While Crumpley may be upset that the state and federal governments are not spending enough on highway and road maintenance, the issue is not the pittance spent on occasionally providing the bare minimum needed to appear to support transportation options. The issue is that America spends almost no money on transportation infrastructure. The "good" news is that what little government does spend, it spends on promoting automobiles. That's even true in California.
Crumpley falls further down the rabbit-hole when he laments that the state has raided transportation funds to pay for other state needs. While I agree with him on this point -- it is bad that the state has borrowed and bonded against funds that were supposed to be dedicated towards transportation until there was nothing left -- he discards the idea of raising new revenue for transportation. Crumpley places himself in the "something for nothing" camp, unironically asking that the state spend money to fix roads and bridges that it does not actually have.
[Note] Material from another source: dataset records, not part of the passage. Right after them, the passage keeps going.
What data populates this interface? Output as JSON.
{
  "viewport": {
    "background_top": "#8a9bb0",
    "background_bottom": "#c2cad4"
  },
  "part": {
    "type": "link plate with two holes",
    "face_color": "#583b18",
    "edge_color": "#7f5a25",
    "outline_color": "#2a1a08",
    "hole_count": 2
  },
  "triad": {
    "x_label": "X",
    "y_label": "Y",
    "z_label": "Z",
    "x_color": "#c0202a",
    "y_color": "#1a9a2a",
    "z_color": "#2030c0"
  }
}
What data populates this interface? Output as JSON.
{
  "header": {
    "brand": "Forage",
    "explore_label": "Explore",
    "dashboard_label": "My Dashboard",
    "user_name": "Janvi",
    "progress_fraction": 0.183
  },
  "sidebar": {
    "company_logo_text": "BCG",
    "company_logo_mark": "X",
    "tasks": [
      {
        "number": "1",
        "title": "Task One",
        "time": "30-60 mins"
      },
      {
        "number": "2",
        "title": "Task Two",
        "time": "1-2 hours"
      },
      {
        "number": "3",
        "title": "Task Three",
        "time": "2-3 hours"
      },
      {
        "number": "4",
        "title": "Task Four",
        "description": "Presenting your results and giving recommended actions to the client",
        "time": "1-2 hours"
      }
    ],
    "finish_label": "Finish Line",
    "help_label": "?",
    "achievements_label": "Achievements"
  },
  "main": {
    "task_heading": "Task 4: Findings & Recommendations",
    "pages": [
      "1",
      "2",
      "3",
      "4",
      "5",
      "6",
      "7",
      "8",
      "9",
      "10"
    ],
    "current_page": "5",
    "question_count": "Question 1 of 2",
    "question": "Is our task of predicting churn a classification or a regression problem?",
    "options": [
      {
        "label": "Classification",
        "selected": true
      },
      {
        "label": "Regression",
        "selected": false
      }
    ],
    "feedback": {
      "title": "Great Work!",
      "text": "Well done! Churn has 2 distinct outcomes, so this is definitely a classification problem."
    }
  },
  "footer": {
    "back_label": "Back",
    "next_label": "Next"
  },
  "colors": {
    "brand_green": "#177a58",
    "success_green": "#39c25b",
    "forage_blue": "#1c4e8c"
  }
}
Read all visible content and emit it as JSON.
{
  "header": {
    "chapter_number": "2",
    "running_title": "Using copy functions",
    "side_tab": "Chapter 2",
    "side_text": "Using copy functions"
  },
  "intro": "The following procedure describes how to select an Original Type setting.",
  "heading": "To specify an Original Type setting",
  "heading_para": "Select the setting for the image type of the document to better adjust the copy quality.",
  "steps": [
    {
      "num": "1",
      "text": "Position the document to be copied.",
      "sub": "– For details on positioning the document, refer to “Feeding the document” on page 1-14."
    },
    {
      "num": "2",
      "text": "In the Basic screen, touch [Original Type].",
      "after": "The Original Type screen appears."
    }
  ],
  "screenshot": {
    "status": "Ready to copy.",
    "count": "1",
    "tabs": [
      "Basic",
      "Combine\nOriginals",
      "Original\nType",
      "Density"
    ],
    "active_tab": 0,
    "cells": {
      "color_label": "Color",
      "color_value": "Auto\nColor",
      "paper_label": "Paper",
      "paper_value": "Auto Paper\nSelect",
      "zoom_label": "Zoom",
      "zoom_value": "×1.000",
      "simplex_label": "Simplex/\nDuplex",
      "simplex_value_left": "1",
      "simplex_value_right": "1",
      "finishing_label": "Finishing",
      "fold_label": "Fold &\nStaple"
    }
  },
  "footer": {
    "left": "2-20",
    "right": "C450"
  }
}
The piece goes on in this vein for two Internet pages, stumbling through every tired, unoriginal trope about the besieged driver. Not once is there a mention of the tens of thousands of people killed every year in car crashes in America, nor the thousands in California nor the hundreds in L.A. County. Bringing up the people killed to support the desire of drivers to move fast is inconvenient when one is throwing themselves a pity party. After all, it's hard to present oneself as the victim if you have to answer the question, "How many people is it ok to kill so that I can have a quick commute in my car?"